Aug. 8 (Bloomberg) -- Mexico’s consumer prices fell in July for the third straight month as food and merchandise prices declined and Latin America’s second-biggest economy struggles to boost growth.
Prices dropped 0.03 percent from June, the national statistics agency said today on its website, compared with the median forecast for an increase of 0.02 percent from 18 economists in a Bloomberg survey. Annual inflation was 3.47 percent compared with 4.09 percent in June, falling into the central bank’s 2 percent to 4 percent target range for the first month since February.
“This shows that demand remains weak,” Marco Oviedo, chief Mexico economist at Barclays in Mexico City, said in a telephone interview. “There’s probably a lot of inventory and merchants haven’t been able to increase their prices.”
Banco de Mexico yesterday lowered its 2013 growth forecast to a range of 2 percent to 3 percent from a previous forecast of 3 percent to 4 percent while stressing it sees economic activity accelerating in the second half.
“Economic activity at a global level has been slowing,” central bank Governor Agustin Carstens said at the presentation of Banxico’s quarterly inflation report yesterday. “This has shown itself in a substantive drop in international trade” and “contagion from advanced economies to emerging ones,” he said.
Yields on fixed-rate peso bonds due in 2024 fell 5 basis points, or 0.05 percentage point to 5.80 percent at 10:21 a.m. in Mexico City.

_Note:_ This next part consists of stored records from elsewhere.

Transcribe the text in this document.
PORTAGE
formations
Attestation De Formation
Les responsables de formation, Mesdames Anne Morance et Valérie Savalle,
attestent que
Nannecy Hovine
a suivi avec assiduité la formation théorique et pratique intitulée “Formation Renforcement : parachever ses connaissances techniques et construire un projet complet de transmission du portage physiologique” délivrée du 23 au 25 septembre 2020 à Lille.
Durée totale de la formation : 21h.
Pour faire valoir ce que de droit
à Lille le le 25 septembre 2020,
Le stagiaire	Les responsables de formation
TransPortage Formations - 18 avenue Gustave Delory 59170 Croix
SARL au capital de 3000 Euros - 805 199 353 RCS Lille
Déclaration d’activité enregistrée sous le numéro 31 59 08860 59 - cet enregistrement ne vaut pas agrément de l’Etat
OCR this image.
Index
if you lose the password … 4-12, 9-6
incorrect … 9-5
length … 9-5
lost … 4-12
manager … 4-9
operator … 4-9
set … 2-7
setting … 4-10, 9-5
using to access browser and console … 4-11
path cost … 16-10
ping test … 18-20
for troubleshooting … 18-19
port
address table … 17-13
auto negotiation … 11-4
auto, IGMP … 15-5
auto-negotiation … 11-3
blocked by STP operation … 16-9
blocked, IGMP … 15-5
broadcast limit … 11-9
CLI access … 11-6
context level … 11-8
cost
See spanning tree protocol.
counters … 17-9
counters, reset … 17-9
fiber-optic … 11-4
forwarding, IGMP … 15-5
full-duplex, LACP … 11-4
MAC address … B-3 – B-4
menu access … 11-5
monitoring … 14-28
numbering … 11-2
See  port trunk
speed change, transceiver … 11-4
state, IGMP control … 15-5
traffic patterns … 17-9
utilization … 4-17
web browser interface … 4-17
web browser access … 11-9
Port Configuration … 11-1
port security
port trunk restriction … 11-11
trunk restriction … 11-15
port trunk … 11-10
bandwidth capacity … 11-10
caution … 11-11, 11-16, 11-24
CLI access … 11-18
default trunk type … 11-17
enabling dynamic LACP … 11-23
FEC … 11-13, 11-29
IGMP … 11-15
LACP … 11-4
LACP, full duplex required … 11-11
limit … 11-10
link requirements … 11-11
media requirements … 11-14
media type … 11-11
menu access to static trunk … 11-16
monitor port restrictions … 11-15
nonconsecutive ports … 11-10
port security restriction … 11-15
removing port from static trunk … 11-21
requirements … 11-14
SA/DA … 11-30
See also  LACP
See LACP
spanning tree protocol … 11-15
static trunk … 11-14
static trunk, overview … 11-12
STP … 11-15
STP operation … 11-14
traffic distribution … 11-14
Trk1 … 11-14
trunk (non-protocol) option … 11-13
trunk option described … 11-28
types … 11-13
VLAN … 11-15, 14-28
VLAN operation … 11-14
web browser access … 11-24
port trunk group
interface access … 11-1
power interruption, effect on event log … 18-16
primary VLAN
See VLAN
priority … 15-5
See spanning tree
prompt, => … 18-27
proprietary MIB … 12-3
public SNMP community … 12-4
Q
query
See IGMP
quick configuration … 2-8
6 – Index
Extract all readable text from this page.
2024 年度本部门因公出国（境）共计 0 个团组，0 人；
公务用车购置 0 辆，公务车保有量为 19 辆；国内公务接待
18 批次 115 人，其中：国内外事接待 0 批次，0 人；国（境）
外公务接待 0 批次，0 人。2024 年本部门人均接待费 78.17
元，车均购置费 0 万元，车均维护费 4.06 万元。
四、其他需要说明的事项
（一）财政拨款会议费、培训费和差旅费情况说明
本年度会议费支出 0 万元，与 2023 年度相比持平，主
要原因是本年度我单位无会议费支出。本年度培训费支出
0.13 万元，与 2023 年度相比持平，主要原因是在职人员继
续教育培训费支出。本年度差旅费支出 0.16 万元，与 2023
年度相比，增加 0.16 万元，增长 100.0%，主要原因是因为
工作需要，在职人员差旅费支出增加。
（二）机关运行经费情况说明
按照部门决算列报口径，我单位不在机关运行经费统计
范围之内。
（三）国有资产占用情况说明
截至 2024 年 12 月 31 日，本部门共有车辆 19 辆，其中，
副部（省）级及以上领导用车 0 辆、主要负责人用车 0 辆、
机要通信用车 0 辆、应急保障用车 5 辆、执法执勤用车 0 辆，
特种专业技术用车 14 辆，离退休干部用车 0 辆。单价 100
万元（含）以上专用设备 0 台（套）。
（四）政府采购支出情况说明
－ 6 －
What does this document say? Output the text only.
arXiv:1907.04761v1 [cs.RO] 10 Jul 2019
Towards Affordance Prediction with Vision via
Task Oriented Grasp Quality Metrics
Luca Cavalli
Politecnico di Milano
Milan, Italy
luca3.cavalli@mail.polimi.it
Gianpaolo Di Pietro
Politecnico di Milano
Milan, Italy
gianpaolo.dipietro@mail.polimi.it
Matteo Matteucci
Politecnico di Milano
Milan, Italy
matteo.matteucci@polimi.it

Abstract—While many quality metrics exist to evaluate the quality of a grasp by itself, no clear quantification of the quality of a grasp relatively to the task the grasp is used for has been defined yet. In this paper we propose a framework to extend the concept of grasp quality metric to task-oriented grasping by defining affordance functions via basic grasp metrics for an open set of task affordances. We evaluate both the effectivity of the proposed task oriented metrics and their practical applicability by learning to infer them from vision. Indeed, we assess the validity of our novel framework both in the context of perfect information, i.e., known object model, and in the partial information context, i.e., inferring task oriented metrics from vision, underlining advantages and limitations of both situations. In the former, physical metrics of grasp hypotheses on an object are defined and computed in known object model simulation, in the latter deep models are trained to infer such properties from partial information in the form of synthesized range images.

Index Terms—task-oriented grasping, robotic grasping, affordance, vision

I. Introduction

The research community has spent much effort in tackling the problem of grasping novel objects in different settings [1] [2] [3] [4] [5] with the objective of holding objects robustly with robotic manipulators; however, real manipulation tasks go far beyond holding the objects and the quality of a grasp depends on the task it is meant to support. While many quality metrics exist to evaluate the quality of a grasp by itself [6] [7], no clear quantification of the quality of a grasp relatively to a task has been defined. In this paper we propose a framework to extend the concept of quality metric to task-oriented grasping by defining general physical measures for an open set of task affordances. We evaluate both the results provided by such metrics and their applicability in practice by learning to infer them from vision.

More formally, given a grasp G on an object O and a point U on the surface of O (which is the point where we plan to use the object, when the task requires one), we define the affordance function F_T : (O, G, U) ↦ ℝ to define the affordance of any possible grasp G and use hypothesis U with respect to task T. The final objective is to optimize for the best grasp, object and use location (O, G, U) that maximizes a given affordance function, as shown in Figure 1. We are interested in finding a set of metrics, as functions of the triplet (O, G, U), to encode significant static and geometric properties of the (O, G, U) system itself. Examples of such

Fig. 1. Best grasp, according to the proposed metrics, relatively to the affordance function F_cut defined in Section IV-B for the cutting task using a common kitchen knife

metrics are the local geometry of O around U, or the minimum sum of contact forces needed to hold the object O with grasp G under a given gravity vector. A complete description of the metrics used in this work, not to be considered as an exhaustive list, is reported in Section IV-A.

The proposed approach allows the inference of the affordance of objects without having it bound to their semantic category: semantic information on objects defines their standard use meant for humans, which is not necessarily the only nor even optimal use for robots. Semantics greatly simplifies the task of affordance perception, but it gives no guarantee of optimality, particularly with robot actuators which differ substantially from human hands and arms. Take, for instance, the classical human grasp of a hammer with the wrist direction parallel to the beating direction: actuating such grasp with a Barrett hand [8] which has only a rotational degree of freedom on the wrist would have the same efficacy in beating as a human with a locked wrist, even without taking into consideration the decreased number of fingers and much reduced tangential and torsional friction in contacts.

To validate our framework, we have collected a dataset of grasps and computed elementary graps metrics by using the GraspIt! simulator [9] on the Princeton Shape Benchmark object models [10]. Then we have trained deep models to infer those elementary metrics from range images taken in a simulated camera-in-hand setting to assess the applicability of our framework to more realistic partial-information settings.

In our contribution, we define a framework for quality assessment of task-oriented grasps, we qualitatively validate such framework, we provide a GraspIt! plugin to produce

The peso strengthened 0.5 percent against the U.S. dollar to 12.6565.
Lower-than-expected core inflation reflects weak aggregate demand and “could be bad news for economic activity,” Barclays’s Oviedo said. The bank lowered its annual CPI estimate to 3.5 percent from 4 percent, according to a research note today.
Core prices, which exclude energy and farm costs, rose 0.03 percent in the month, compared with the median forecast of a 0.09 percent increase. Farm prices tumbled 1.51 percent, according to the statistics institute.